Mnemosyne remembers as she sits

and teases at the shoreline through the haze

what she sees

she’s seen for hours

for days

for months and years

she feels the sun’s late rays

fall on the dock

she sees the wary deer

approach the water

gingerly at dusk

she smells the ozone

after love the fear

She sees the holy eyes

that burn the dark

and in the summer flush

she hears the rain

battering the laurel

leaves again

Paul set the manuscript down. For a long time he sat and looked out the window, focusing on nothing.

He could see it all, though. He knew who Mnemosyne’s ungraspable muse had been. Someone Sterling was constitutionally incapable of appreciating.
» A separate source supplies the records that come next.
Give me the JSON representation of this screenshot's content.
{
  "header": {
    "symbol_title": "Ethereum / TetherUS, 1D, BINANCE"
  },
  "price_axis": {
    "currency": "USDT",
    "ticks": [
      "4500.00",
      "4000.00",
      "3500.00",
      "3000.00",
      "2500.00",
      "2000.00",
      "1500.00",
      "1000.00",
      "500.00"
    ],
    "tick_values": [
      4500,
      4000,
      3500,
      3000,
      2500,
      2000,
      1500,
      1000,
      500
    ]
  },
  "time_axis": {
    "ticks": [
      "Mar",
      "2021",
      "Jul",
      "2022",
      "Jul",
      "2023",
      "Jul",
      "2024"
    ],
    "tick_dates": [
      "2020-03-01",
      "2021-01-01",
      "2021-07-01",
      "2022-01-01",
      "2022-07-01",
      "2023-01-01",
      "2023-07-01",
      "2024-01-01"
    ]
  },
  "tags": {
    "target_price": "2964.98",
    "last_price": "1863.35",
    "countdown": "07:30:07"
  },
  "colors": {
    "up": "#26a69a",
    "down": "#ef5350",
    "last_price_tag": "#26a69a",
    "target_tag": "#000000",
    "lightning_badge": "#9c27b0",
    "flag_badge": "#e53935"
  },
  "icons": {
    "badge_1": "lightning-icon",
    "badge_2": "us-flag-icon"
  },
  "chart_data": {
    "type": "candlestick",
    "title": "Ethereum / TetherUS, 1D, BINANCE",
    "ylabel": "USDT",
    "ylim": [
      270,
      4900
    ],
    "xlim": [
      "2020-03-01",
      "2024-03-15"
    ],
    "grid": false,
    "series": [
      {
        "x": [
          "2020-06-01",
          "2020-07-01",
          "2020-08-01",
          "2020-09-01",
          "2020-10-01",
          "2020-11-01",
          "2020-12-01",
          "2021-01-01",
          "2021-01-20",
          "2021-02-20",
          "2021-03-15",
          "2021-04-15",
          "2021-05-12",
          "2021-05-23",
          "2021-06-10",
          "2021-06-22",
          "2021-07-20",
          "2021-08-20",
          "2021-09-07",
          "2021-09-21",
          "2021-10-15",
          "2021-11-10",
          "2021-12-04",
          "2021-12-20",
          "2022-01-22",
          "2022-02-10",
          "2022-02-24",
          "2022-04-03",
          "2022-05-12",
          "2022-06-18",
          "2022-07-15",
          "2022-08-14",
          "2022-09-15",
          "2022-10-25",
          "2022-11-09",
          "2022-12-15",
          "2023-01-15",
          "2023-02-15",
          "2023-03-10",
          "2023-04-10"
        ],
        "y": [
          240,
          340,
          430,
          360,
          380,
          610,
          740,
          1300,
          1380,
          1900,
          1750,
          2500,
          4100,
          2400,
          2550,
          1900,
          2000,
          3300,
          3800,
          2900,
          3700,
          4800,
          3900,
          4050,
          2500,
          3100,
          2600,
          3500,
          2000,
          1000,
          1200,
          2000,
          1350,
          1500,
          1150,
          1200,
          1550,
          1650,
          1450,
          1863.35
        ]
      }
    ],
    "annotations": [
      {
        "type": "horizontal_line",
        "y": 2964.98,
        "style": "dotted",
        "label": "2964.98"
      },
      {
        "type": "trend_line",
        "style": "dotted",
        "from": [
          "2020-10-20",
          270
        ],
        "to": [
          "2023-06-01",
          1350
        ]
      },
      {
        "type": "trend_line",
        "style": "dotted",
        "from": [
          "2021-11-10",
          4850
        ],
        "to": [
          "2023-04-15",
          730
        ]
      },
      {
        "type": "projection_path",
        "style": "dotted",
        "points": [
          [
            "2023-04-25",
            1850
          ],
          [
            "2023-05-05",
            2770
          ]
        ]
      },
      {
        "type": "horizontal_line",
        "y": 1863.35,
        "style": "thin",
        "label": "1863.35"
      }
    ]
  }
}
Maxine Wainwright had died long ago; and with Bree in the picture, Sterling had seldom done more than occasionally mention her. But Morgan had known her. Paul wandered aimlessly along the Giudecca until it was late enough to call her. He reached her at Pages, as she was opening up for the day.

“Morgan, I’m in Venice, in the midst of an earth-shattering discovery. You’ll hear the whole story as soon as I’m back. What I need now is for you to tell me everything you can about Maxine.”

“Maxine Wainwright? Why? Was Sterling unfaithful to her?”

“No doubt. But this is about her, not him. What was she like?”

“Well … she came from an old Main Line family on her mother’s side. Mama apparently caused a little bit of a stir by marrying Maximilian Schwalbe, a penniless Austrian émigré; but he made everything all right by founding Mac Labs, which went on to become one of the biggest pharmaceutical companies in the world. Maxine went to Bryn Mawr, like her mother, though she was a decade or so younger than your Ida Perkins, I think. I’m rather surprised you don’t know all this, Paul. I’m sure we talked about it long ago.”

For once Paul didn’t rise to Morgan’s bait. She continued:

“She was dark, petite, quite shy, but with tremendous warmth. Utterly without airs. She had an uncanny ability to make immediate connections with people; she certainly did with me, when we met at the booksellers’ convention in Chicago when I was just starting Pages. God knows why she was there — though she was a tireless cheerleader for all of Sterling’s enterprises. We started chatting at the Impetus booth and by the time I left I felt I’d made a friend. Athletic, too, a terrific golfer. I know she and Sterling enjoyed cross-country skiing together up in Hiram’s Corners. And Maxine was the ultimate good citizen. School board, League of Women Voters, what have you. A card-carrying Democrat. They had one son, Sterling the Third, who works for Mac Labs out West now, I believe. I remember her saying she hadn’t wanted to live in Aunt Lobelia’s house after she died because she didn’t want her boy growing up in the biggest place in town. Then she passed away herself more than twenty years ago, of pancreatic cancer.